4.) You want to keep the onions on a heat high enough to slowly cook them, but low enough that they develop a slow golden brown. Stir every so often for a loooong time. Think 30 minutes or more.
5.) Once the onions look so good you consider scrapping the soup and just cramming them directly into your face, you're ready to add the rest of the ingredients. You'll need 1 1/2 tsps of Worcestershire (WUSS-ter-sheer),**
1 1/2 tsps of dijon mustard, 2 tbsps of brandy,
and 1/2 c of sherry (I used the cheap cooking stuff and it was fine).
6.) Stir in all of that delicious flavor,
then add in four 14 oz. cans of Swanson's beef broth (the recipe calls for Swanson's, but I would imagine 56-60 oz of whatever beef stock you have would be just fine).
7.) Lastly, chop a small handful of fresh dill and toss it in.

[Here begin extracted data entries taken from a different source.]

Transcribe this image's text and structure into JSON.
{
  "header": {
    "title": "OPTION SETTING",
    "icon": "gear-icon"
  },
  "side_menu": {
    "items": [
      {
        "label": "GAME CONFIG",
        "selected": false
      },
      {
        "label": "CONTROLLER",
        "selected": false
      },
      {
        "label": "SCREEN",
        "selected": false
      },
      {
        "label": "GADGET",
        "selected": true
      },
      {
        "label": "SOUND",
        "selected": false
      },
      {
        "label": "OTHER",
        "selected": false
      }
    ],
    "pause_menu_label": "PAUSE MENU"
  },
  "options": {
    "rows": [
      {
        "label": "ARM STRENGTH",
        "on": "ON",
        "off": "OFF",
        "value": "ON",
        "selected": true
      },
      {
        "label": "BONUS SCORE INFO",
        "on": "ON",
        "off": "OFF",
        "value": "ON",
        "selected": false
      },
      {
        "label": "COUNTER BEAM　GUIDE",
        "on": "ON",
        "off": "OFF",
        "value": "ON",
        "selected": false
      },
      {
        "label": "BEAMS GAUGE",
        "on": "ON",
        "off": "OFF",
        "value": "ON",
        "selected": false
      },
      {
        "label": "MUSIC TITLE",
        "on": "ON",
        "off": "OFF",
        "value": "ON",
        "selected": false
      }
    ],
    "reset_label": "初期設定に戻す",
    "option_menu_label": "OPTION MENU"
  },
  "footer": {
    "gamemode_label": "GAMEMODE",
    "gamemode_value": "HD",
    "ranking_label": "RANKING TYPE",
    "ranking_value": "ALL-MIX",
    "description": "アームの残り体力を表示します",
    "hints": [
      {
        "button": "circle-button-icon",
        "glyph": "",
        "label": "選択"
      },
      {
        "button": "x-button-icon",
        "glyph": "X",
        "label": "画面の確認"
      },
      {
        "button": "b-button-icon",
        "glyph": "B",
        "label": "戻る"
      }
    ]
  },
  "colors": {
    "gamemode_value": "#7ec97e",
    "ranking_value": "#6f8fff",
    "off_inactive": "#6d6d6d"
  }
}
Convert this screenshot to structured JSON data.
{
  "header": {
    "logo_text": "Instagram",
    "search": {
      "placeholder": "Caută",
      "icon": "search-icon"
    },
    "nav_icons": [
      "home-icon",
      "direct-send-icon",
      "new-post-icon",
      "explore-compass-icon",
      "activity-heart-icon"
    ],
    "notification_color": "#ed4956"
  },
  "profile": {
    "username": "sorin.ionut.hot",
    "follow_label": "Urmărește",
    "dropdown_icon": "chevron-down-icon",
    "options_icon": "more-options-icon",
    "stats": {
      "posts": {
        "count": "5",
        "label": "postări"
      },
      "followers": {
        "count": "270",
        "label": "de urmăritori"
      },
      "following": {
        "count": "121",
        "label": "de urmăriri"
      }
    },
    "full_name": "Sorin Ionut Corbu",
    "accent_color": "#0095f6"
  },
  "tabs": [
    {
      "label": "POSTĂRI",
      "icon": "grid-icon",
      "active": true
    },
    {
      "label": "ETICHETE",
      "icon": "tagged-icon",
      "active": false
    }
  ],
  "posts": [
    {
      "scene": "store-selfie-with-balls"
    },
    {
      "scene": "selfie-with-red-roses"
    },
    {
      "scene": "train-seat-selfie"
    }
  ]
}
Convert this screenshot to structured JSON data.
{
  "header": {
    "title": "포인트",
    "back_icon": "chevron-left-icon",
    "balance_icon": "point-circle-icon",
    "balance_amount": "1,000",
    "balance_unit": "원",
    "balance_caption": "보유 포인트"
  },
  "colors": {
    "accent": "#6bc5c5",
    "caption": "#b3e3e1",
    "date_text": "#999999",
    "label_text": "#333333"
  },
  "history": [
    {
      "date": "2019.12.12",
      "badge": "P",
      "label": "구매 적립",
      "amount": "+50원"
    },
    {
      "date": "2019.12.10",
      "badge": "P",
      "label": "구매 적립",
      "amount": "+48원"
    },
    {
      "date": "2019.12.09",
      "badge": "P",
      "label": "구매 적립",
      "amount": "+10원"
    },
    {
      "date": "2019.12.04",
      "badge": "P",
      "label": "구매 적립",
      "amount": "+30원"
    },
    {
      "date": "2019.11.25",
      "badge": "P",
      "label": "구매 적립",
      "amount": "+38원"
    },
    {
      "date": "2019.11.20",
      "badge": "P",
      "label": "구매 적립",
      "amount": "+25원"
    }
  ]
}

Let everything simmer together for about a half hour, tasting for seasoning and adjusting salt and pepper as necessary.
*****
Aaaand here is where I am a dramatic failure when it comes to food blogging. It was getting LATE at this point, and we were starving after nearly an hour and a half of seriously tantalizing smells. Not only did we not bother with the broiling of cheese onto garlicky croutons, we just dumped handfuls of cheese into bowls of soup and stuffed it into our faces. We didn't even use the adorable little casseroles--just regular old kitchen bowls. And obviously we didn't give a second thought to pictures until we were cleaning up after dinner. (This was only two days after the wisdom teeth removal, so there may have been some vicodin involved. Just saying.)
*****
8.) Mind you, this last bit is theoretical, seeing as I was too impatient to bother with it myself. However, my aunt writes that you should slice a baguette and toast the slices, rubbing the toast with garlic. Ladle the soup into oven safe bowls, and float a crouton on top. Sprinkle a tiny bit of baking soda on the crouton (it makes the cheese bubble up) and cover the bowl completely with shredded gruyere. Stick the bowls on a cookie sheet and broil until the cheese is golden and bubbly. Just before serving, slip an additional teaspoon of brandy into each bowl.
*How awesome is my mom? She actually flew down from Boston to take care of me. We had one fun dinner out with my sister and her husband, then mom basically spent the rest of the week cooking soup, mac & cheese, and various other soft and tasty things--recipes to follow!
**I went to college in Worcester, MA, which most people--including my father, a lifelong Massachusetts resident--pronounce every way EXCEPT the correct way. It is not WOO-ster, WORE-ches-ter, WORE-cess-ter, or WISS-tah (ahem, Dad).